Speech-to-Text supports WAV files with LINEAR16 or MULAW encoded audio.

The Audio Analyzer parses the audio file, detect its encoding, sampling rate, channels and pass the relevant configuration to our plugin, increasing the chances of accurate transcription.

Please note that it does not make the input file compatible, it makes sure that the Google Speech-to-Text transcribing configuration is aligned with the file encoding characteristics, deferring to Google Speech-to-Text engine the processing.

  1. Can you please guide me to a resource where I can find various audio file samples that are wav. with LINEAR16 or MULAW encoded audio and are also shorter than one minute as I am testing synchronous for now and want to test with more than just the one file from your demo.

  2. So I should actually tell my users that we in fact do not offer speech to text, but only wav. to text, and not all wav, but only wav. with specific encoding?

We unfortunately do not maintain test files samples repository, the best would be to either search the web for such, or encode directly the files for your test needs.

The supported encodings (8 encodings + 1 in Beta at the moment) by Google Speech-to-Text are as follow:

We are able to support MP3 if needed be:

Finally:

I do not want to change the service, I want to figure out how to get this plugin to work properly. I refuse to believe that Google speech to text, the most popular speech to text API is rejecting every single audio file I am inputting into it. How are people using this API in apps if 90% of audio files do not work.

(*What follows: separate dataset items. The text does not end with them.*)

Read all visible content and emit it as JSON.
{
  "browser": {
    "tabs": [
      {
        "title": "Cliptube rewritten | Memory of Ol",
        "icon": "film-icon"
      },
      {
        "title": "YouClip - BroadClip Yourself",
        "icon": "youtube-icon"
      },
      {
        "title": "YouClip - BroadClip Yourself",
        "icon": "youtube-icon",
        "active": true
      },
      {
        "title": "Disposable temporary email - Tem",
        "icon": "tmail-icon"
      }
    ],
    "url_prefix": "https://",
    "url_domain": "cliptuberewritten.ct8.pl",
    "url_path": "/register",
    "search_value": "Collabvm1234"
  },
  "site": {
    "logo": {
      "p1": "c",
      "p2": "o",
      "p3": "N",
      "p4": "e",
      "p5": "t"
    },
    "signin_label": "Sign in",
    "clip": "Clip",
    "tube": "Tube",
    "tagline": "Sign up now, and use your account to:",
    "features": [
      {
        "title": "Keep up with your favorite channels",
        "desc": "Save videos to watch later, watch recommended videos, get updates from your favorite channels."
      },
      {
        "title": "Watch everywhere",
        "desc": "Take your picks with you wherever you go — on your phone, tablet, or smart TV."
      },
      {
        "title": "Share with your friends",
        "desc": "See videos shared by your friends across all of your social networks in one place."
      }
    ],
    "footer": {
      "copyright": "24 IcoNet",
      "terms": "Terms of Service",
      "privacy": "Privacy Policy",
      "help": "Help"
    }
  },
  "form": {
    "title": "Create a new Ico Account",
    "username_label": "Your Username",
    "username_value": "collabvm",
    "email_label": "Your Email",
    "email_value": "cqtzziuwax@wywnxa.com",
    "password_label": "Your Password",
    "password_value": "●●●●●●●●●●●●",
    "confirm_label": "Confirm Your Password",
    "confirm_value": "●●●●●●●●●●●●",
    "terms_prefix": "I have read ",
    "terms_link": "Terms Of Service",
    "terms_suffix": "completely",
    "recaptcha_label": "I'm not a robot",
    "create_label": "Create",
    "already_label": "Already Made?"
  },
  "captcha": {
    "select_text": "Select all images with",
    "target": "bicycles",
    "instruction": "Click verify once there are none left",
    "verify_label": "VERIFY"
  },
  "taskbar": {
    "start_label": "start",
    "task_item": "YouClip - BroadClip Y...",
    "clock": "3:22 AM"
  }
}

I just spent the last 20 minutes copying over 10 random mp3 and wav. urls from this website: Free audio samples, drum loops & kits, vocals, royalty free music into the app and exactly zero of them gave a result. The only time I saw this plugin work is with 2 MP3 (not wav) files which I put in, and on your demo.

We are able to support MP3 if needed be:

It already transcribed 2 mp3 files as I mentioned. So what does the customization do that does not already exist?

What I would like to know is this: What automated solutions do companies and users who use this API utilize, to make it usable for their users? The average website user knows nothing about audio encoding formats.

The instructions to set up the plugin are included in the instructions that you can find on the plugin page, you will find also the link to the editor of the demo.
The input audio files must satisfy the supported encodings:

We are providing this plugin to automatically detect and configure the required inputs for our plugin, and therefore Google Speech-to-Text, so the users would not have to know the details of the audio file.

Here is a WAV sample file used with the plugin.

The customisation consists of routing the requests to the v1p1beta1 version of Google Speech-to-Text APIs and adapt the input parameters as per the v1p1beta1 API specifications.

Ok, I will buy your audio file analyzer later this evening and continue testing thereafter. I would also like the MP3 add-on yes.